Gaza and the Gun Between Us
A rift between two friends reflects the fractured ways the Jewish Left in America has processed October 7, and what came after.
It’s been an interesting couple of years to be a Jew in America, or so my friends tell me. I’ve been living in Southeast Asia for most of that time, and I moved back to Detroit about a month ago. Among old friends, Jewish ones especially, I’ve seen political coalitions fraying and, in some cases, lifelong best friends no longer speaking to each other. After nearly two years of horrific violence in Israel and Palestine, maybe this isn’t surprising. But since Hamas’ “Al-Aqsa Flood” attack on Israel on October 7, 2023, everyone seems to have hardened their pre-existing opinions, while I’ve only grown less certain about anything.

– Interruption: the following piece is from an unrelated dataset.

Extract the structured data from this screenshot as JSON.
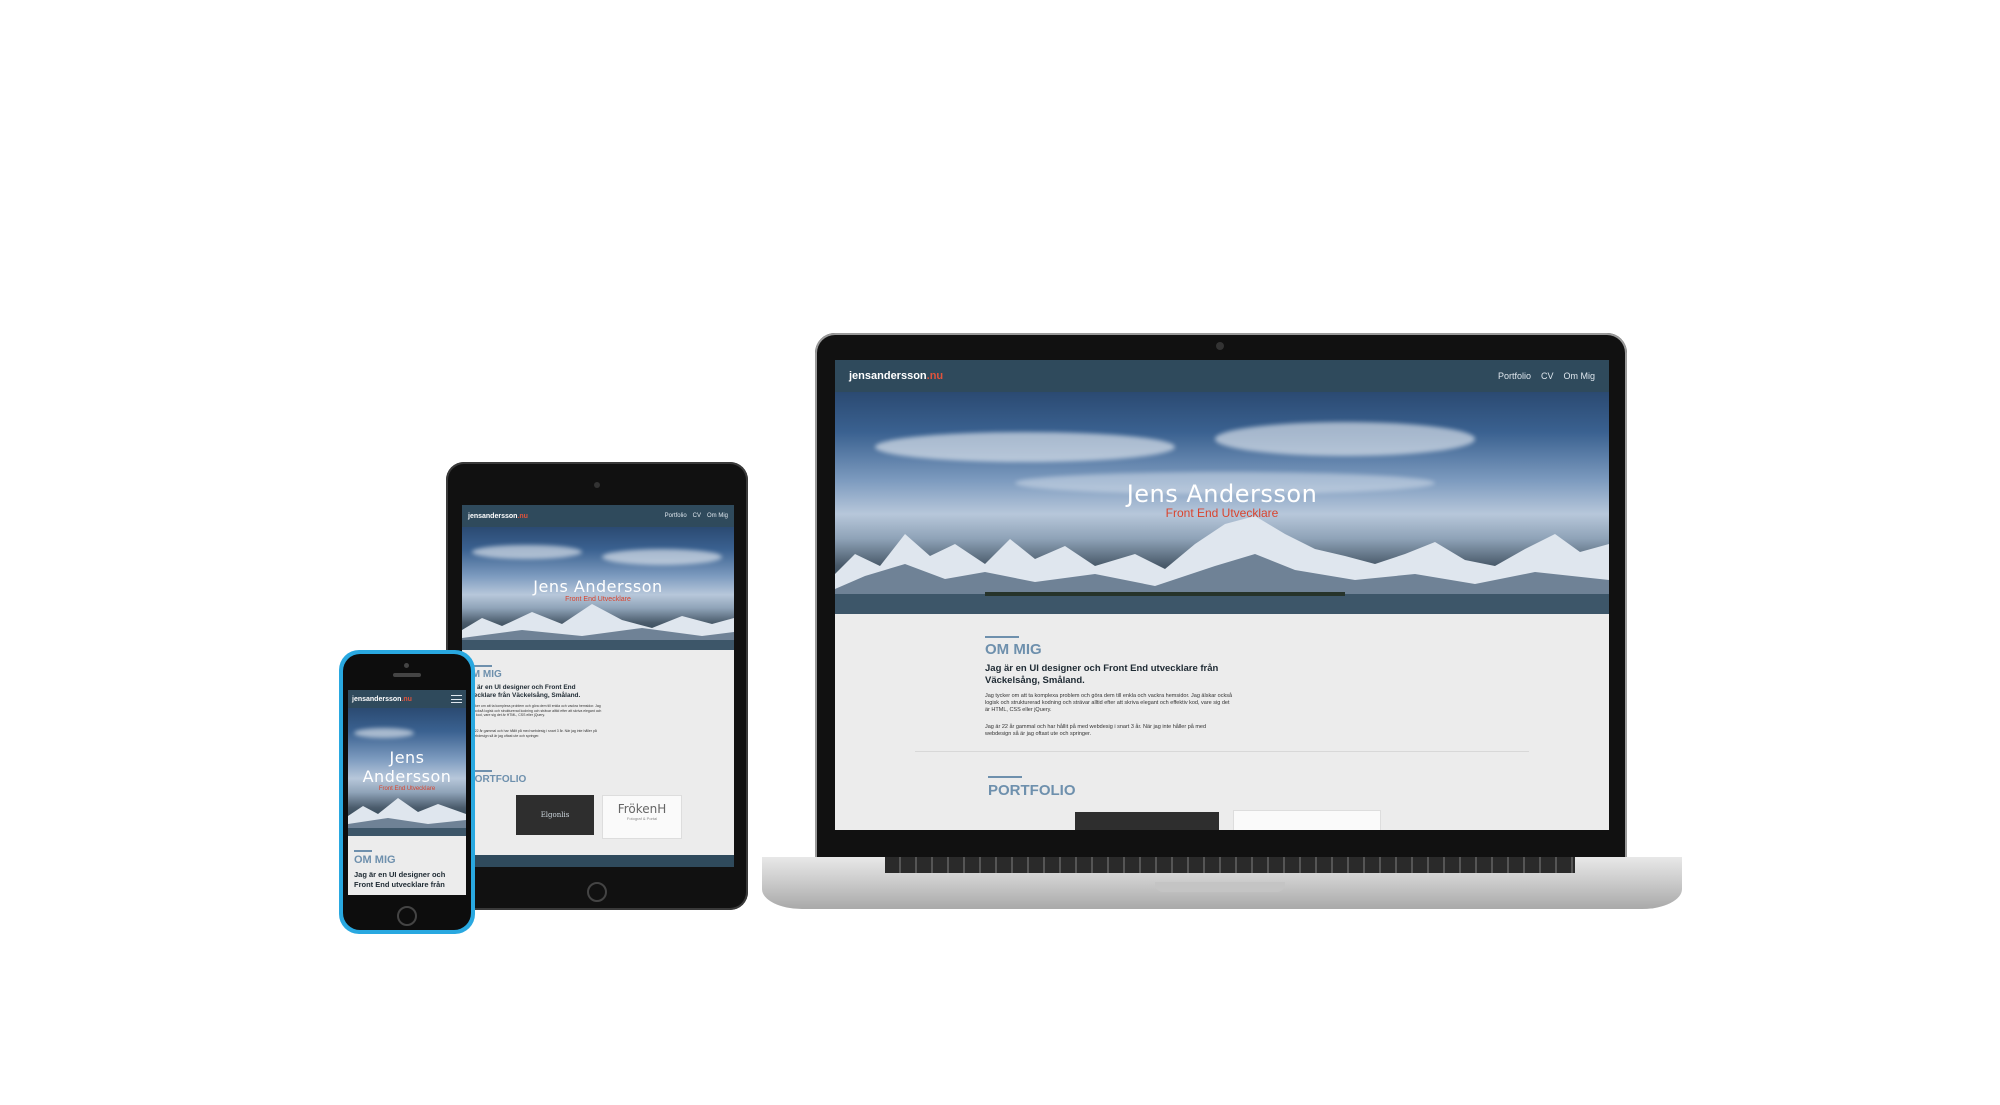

When I got back to Detroit, I thought talking to Mitch might help me understand some of this. I had always looked up to Mitch. He was, after all, a year older and a far more proficient skateboarder. In middle school, he played trombone in a ska band, when being in a ska band was the coolest thing one could do, and in high school he was briefly one half of a rap duo, when that was the coolest thing one could do. We’re both broadly on the left, but his leftism includes a liberal Zionism, while mine never has. He’s long advocated for a complete Israeli withdrawal to its 1967 borders, and his Judaism has never meant unquestioning support for Israeli policy, but he’s also come to view an explicitly Jewish state as essential. Over the past two years, that conviction has just grown stronger. Our friendship, once anchored by something like a shared set of instincts, had come to mirror a broader rift now cutting through Jewish communities across the country.
The last time I lived in Detroit, in 2015, I was in grad school and in need of work, and Mitch had taken over his father’s pest control company. He hired me. Then he moved on, working at a property management company and becoming a freelance contractor and handyman as well. When I met up with him recently, he was working through a long list of fixits for a house in the center of Detroit, before the new tenants moved in. I said I wanted to give him a hand, but I have about as much mechanical aptitude as you’d expect from someone who makes their living on Substack, so I mostly just held the base of his ladder as he lifted a pane of plexiglass into an empty window frame on the second story. The heat index was inching close to 100 degrees. He wore old hiking boots, black jeans and a black t-shirt, all of it heavy with sweat and smears of white paint.
I knew we’d been viewing the world differently these past two years, but I hadn’t realized how deep the disconnect was until we went inside.
“Alright, so tell me,” I said, holding my phone toward him as a recorder. “What’s it been like to be a Jew in America these past two years?” He was rummaging through a toolbox in the kitchen, looking for three deck nails. A wobbly half wall upstairs needed to be set right.
“Yeah, shit’s crazy man,” he said.
“How so?”
“Well, I carry a gun now.”
“What?”
I thought he was joking, but he stood up and straightened his back, pulling from his back pocket a small black pistol, sheathed in a leather sleeve with a belt clip.
“No. That’s not real. Is it?”
“Fuck yeah it is,” he said, freeing it from the sleeve.
“When did you get that?”
“Like, right after October 7.”
Mitch had applied for a concealed pistol license, and by November of 2023 he had got the license and the gun, he said. He set the gun on the counter and went upstairs to tend to the pony wall, leaving me to gawk at the pistol. It was a SIG Sauer p365, barely as big as his hand.
“You can pick it up if you want,” he called back down the stairs.